Como uma espuma no mar

Concordei, claro. A frase, tão lírica e ao mesmo tempo tão exata, ajuda a tatear uma definição de boa literatura. Trata-se de descrever algo aparentemente simples - o efeito causado por um barco que corta o mar -, mas que esconde algo muito maior

Por Fernando Molica

O menino Chico Buarque, em Roma

"Eu não olhava a baía, mas sim a espuma que o transatlântico fazia no mar, como se desarranjando o caminho de volta". A belíssima frase está na primeira página do novo romance de Chico Buarque, "Bambino a Roma" (Companhia das Letras). 

Ainda nem comecei a ler o livro, mas o trecho me chegou, sublinhado a lápis, pelas mãos e pelo espanto de uma professora, escritora e doutoranda em letras que acabara de comprar seu exemplar. "Veja se estou exagerando, ou se isso é bonito demais", afirmou.

Concordei que a frase é mesmo linda. Lírica e ao mesmo tempo exata, ajuda a tatear uma definição de boa  literatura. Trata-se de descrever algo aparentemente simples — o efeito causado por um barco que corta o mar —, mas que esconde e revela muito mais.

Não era apenas um passeio de de semana qualquer, ou uma viagem de férias, mas o começo de uma longa jornada feita por um menino que, aos oito anos, acompanhava sua família que trocava o Brasil pela Itália. Um garoto tinha a vida desarrumada, a espuma do mar frisava qualquer possibilidade aparente de retorno.

Estamos falando de algo ocorrido no início dos anos 1950, em que as informações sobre países estrangeiros eram mais escassas, a TV ainda começava. O país de destino ainda tentava se reerguer depois da derrota nazifascista na Segunda Guerra Mundial. 

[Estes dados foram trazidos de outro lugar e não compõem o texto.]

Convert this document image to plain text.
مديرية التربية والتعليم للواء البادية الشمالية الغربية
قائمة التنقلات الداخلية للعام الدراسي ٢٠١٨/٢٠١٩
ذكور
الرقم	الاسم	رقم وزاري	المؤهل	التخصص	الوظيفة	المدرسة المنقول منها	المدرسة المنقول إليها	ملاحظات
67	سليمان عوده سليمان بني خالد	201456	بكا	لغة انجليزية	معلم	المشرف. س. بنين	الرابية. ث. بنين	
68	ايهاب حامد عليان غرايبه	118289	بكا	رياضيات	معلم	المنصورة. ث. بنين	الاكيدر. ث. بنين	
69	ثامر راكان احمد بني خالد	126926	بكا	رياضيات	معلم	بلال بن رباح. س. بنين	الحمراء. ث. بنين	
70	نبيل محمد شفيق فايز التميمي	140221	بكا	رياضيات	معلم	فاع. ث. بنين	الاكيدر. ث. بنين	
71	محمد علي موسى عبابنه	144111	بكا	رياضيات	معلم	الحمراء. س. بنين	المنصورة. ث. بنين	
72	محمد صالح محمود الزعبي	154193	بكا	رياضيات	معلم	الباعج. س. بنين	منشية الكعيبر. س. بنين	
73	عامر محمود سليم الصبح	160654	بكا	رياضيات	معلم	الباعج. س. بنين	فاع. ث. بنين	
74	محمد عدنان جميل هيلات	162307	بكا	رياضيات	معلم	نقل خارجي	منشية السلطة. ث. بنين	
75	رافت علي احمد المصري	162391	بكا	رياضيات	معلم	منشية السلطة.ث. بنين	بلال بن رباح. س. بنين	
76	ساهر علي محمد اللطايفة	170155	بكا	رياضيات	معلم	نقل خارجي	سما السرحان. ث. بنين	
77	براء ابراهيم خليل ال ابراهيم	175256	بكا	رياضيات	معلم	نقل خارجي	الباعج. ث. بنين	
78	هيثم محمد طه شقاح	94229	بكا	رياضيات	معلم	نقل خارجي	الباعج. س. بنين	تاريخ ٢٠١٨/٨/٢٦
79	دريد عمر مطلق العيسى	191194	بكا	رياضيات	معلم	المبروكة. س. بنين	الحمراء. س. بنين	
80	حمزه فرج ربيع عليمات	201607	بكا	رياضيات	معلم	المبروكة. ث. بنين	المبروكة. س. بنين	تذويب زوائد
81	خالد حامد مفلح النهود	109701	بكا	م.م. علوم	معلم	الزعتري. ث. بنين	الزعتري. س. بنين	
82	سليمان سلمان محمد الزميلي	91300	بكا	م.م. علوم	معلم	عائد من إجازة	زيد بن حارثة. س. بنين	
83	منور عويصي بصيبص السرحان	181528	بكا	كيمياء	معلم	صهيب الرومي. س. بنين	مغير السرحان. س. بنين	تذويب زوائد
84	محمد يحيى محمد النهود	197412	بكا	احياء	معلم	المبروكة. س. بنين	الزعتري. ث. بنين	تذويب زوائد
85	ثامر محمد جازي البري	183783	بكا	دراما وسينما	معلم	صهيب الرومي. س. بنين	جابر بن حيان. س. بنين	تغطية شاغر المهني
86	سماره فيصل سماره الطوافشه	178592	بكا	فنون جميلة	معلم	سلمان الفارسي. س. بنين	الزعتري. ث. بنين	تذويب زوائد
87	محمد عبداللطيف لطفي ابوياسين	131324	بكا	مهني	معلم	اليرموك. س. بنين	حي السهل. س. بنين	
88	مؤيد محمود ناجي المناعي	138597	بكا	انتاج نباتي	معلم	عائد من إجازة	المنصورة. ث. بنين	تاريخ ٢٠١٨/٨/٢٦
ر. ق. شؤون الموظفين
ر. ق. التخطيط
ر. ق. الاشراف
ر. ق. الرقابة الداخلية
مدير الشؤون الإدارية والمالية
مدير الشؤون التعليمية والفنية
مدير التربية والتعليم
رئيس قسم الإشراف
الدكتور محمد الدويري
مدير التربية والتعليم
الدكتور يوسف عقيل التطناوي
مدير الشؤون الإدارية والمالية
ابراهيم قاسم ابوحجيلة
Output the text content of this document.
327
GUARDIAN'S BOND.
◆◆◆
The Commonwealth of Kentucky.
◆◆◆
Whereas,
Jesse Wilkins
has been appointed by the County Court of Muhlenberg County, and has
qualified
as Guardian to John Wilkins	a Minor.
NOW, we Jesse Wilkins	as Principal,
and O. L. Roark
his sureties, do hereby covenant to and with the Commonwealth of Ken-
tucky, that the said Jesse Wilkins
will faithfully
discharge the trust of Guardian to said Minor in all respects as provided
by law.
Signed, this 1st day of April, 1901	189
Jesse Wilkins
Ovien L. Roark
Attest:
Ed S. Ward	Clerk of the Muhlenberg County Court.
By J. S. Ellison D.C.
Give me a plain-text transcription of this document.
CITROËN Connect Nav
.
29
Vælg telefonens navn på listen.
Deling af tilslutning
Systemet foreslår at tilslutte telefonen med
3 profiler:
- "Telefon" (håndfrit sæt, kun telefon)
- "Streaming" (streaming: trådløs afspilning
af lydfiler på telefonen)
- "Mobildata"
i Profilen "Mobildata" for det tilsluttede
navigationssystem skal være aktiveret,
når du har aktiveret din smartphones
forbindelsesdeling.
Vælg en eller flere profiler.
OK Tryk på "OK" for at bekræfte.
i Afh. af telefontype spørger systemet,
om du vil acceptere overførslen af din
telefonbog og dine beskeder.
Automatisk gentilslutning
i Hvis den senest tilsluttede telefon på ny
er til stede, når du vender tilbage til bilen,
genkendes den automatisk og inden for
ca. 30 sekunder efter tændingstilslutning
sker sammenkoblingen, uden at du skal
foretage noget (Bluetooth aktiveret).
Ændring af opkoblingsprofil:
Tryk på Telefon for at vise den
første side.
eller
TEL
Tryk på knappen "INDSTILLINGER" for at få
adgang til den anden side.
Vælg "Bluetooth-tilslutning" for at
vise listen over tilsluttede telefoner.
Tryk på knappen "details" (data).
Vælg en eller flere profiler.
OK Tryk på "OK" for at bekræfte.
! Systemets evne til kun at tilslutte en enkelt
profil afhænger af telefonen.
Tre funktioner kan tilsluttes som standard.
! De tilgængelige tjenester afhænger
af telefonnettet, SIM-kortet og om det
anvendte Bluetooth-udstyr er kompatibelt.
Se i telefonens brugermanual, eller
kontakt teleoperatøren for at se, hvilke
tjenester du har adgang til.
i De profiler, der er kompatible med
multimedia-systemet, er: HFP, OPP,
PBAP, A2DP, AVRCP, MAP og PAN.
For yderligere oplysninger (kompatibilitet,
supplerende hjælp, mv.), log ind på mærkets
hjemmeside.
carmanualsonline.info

Na frase, Chico dá a dimensão da insegurança e do drama vividos pelo menino. Imagine o que é trocar rua, bairro, escola, amigos, cidade, idioma aos oito anos.

Não li sequer a primeira página do livro, mas imagino que ele deveria viver um misto de expectativa e de medo, de alegria e de tensão; aquela história de querer ir e, ao mesmo tempo, desejar pela volta.

Levei três parágrafos e sete frases para tentar explicar, de maneira convencional e não literária — isso aqui é um artigo, afinal —, o que Chico resumiu e, ao mesmo tempo, ampliou em 22 palavras. Sua frase vai na linha do conselho a escritores dado pelo russo Anton Tchekhov (1860-1904): "Não diga que a lua está brilhando. Mostre-me seu reflexo num caco de vidro".

Contar uma boa história inclui tratar do que escapa de quem olha para o óbvio,  a lua ou a espuma do mar. É quando escritor alerta para algo que, depois, parece até banal — aquela história do como é que não vi isso antes? 

Como compositor, Chico Buarque já fez isso diversas vezes. Ressaltou que a dor da separação fica ainda mais evidente no paletó que, no armário embutido, ainda enlaça um vestido; falou em adorar pelo avesso; previu que, daqui a milênios, futuros amantes quiçá se amarão com o amor deixado por um outro casal.

São tantas as canções que nos mostraram outras formas de ver e sentir o mundo. Depois da frase escrita no novo livro e que me foi destacada pela Thaís Velloso, ninguém vai olhar do mesmo jeito para alguma espuma no mar.